Maggi Hambling UK, b. 1945

Overview
"Laughing is a very serious business. It’s the only thing that makes life possible. I love the chaos. You can’t present any kind of image to the world when you’re really laughing: the face is in chaos, and it’s almost a sexual thing too. The total abandonment."
Maggi Hambling (b. Sudbury, Suffolk 1945) is a British painter and sculptor much celebrated in her home country of Britain, and increasingly visible globally. Hambling studied first locally at Cedric Morris’ and Lett Haines’ East Anglian School of Painting and Drawing, before going to the Ipswich (1962-64), Camberwell (1964-67) and Slade (1967-69) Schools of Art.

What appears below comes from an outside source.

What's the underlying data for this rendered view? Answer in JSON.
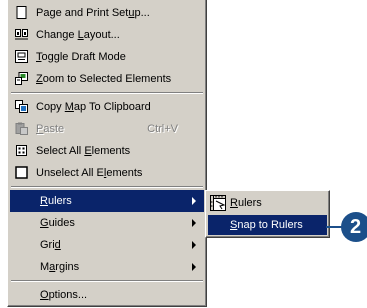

In 1980 she was invited to be the first artist to have a contemporary artist in residence in the National Gallery, London.
Hambling is best known for her "Self-Portraits" and "Portraits" of important figures from her past, including her mentor the artist Lett Haines who died in 1978 and the artist Francis Bacon whose face dissolves in laughter. The portraits condense their subjects with rapid, gestural marks clinging to a white ground. Within these turbulent formations of paint, looser, more abstracted images emanate an emotional sincerity that springs from the artist’s continuing engagement with life in the here and now. These portraits transmit double moods of humor and doubt, anger and joy, aliveness and mortality. Hambling's most recent "Edge" paintings, made on tall canvases reminiscent of Chinese ink scrolls, depict mountains and polar wastes through bold accumulations of indigo and white, to suggest an internal–psychological–wilderness as much as a physical setting. The "Wall of Water" paintings are a large-scale works, depicting explosions of water inspired by the experience of watching waves crash into a concrete sea wall. They were created in the wake of the death of a close friend. Conveying a dual sense of aliveness and disintegration, they resonate with the works of painters as diverse as Twombly and Bacon.
 

Hambling has enjoyed numerous solo exhibitions since 1980, including two solo exhibitions at The National Gallery in London, in 1981 and 2014 respectively; solo exhibitions at the National Portrait Gallery in 1983 and 2009. Other significant exhibitions have included The Yale Center for British Art, New Haven (1981), the Yorkshire Sculpture park (1997), Abbot Hall Art Gallery, Kendal (2007), The Lowry, Salford (2009), Walker Arts Gallery, Liverpool (2009), The Fitzwilliam Museum, Cambridge (2010), Winchester Cathedral (2013), The Hermitage, St. Petersburg (2013), Somerset House (2015), The British Museum, London (2016) The Jerwood Gallery (2018) and CAFA Art Museum, Beijing (2019).